(Reuters) – Ratings agency Fitch expects the Federal Reserve to dial back its COVID-19-related economic support measures starting early next year, warning that some of the world’s poorest countries were exposed to the risk of another ‘taper tantrum’.
Fitch said it expected the U.S. central bank to announce a tapering, or easing down, of its asset purchase programme in the second half of this year before starting the process early in 2022.
“The outsized role of the U.S. dollar in EM lending and global credit markets means that higher U.S. yields will feed through to a higher cost of EM borrowing in foreign and local currency,” research from Fitch said on Thursday.
“There is also a risk of self-fulfilling market dynamics generating volatility.”

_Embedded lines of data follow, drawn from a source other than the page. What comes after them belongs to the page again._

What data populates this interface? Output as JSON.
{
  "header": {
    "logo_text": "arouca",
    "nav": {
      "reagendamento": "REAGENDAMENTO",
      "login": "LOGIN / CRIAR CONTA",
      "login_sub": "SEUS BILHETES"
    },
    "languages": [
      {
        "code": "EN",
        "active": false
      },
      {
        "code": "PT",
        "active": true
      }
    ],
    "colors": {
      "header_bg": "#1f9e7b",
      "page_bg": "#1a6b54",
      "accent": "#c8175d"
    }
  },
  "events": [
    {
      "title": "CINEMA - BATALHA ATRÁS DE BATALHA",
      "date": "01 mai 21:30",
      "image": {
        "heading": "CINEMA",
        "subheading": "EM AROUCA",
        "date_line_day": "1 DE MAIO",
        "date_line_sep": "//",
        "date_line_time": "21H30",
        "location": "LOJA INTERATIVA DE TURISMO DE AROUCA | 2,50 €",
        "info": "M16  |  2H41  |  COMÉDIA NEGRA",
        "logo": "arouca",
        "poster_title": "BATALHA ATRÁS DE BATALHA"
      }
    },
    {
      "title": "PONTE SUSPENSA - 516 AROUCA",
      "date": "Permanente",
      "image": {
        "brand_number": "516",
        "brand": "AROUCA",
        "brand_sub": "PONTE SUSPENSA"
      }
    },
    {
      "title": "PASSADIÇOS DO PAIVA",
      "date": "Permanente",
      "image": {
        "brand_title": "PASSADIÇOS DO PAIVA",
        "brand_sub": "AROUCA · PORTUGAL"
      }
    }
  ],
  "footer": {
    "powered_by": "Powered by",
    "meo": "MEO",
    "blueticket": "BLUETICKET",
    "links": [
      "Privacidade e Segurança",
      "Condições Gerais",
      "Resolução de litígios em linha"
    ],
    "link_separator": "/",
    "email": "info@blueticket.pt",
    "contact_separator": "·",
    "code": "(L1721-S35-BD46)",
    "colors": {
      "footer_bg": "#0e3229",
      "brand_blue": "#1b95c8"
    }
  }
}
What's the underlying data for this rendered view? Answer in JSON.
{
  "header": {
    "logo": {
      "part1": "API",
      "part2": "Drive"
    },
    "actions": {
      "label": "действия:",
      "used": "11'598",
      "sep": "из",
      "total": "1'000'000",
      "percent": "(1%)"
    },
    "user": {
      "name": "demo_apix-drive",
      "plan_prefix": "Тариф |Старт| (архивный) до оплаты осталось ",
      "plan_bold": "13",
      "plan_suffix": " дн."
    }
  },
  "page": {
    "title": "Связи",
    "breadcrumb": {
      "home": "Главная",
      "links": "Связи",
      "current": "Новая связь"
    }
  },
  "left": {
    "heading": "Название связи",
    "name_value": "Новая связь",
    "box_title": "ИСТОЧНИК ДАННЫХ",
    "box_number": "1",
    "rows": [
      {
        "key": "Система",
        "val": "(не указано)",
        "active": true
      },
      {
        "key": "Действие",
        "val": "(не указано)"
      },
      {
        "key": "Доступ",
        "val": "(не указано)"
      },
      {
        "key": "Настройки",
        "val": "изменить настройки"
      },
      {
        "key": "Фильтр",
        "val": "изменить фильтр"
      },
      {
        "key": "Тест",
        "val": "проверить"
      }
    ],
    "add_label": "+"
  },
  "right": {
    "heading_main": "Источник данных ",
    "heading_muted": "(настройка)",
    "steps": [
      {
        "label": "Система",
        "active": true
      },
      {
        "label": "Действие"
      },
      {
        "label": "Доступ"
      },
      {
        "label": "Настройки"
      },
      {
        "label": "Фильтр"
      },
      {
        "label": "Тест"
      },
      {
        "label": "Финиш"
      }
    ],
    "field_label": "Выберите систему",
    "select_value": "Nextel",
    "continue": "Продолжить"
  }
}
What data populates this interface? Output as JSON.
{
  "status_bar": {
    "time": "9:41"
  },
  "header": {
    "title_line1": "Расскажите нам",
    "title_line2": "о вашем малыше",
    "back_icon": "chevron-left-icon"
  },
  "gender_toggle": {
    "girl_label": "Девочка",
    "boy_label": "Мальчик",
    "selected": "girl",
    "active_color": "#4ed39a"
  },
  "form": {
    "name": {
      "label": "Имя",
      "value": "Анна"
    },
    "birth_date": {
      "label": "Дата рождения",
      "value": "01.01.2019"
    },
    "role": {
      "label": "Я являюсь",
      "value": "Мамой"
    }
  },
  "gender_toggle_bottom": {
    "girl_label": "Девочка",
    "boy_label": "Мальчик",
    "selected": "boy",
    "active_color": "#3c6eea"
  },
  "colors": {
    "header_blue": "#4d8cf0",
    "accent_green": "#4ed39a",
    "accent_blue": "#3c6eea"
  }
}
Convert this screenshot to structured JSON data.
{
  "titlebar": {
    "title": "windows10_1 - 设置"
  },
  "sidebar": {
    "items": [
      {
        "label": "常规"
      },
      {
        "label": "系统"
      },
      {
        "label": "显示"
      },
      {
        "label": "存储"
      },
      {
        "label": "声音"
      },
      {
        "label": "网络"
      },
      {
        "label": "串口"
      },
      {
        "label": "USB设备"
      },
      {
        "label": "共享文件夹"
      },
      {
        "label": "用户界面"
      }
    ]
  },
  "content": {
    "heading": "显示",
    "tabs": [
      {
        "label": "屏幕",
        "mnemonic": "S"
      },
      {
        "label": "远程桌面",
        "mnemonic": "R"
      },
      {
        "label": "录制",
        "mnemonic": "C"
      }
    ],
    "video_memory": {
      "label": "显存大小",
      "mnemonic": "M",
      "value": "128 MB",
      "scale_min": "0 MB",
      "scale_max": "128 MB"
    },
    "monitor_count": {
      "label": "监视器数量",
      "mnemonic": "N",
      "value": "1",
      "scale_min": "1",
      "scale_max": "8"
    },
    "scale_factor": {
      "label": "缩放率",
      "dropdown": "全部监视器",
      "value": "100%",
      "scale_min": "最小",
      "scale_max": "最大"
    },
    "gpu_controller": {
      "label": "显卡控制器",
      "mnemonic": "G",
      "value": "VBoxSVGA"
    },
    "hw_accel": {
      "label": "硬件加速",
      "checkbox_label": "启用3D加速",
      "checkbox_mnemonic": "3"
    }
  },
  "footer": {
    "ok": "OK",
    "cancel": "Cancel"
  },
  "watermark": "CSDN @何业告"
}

Fed Chair Jerome Powell said on Wednesday that a temporary surge in U.S. inflation, expected this year to hit 2.4%, above the central bank’s 2% target, will not change the Fed’s pledge to keep its benchmark overnight interest rate near zero.
Most large emerging market economies have smaller current account deficits than back in 2013 during the previous ‘taper tantrum’ and they also have low-to-moderate exposure to external financing risks, Fitch said.
That said, conditions at emerging market economies, especially the smallest EMs, could trigger a spike in borrowing costs.
EM foreign currency bond amortisations of $78 billion in 2021 and median EM total government debt at 62% of GDP last year – from 34% at the end of 2012 – make EM “more sensitive to higher global and local interest rates,” Fitch said.
Meanwhile, the trillions of dollars pumped into global financial markets by the US and other rich countries as part of their pandemic response have pushed borrowing costs down: public debt service for advanced economies will average 3.3 per cent of government revenues this year according to rating agency Fitch, up only slightly from 3.1 per cent in 2019 despite the huge increase in debt and a sharp decline in tax revenues.
But most emerging economies still have considerably higher interest rates. On average they will spend 10.4 per cent of revenues on interest payments this year, up from 8 per cent in 2019.
As a result, according to Fitch, the amount governments in emerging economies spend on interest payments will next year equal the spending of advanced economies — about $860bn for each group — even though advanced economies have borrowed roughly three times as much as emerging economies.
“All the dialogue we hear is that governments should take advantage of low interest rates [to borrow and spend] but if you don’t have them, the burden on public accounts continues to grow,” said James McCormack, global head of sovereign ratings at Fitch.
The most vulnerable countries are those whose average rate of interest on their debt is higher than their growth rate, according to analysts.
“The long-term real interest rate in South Africa remains close to 4 per cent, which is absurdly high when the potential growth rate in the economy is about 1.5 per cent,” said David Lubin, head of emerging market economics at Citi. “The debt people should worry about is that of countries that don’t have a reliable growth model.”
IIF figures suggest Brazil and Mexico face a similar problem, while countries such as Indonesia, Turkey and India are less vulnerable.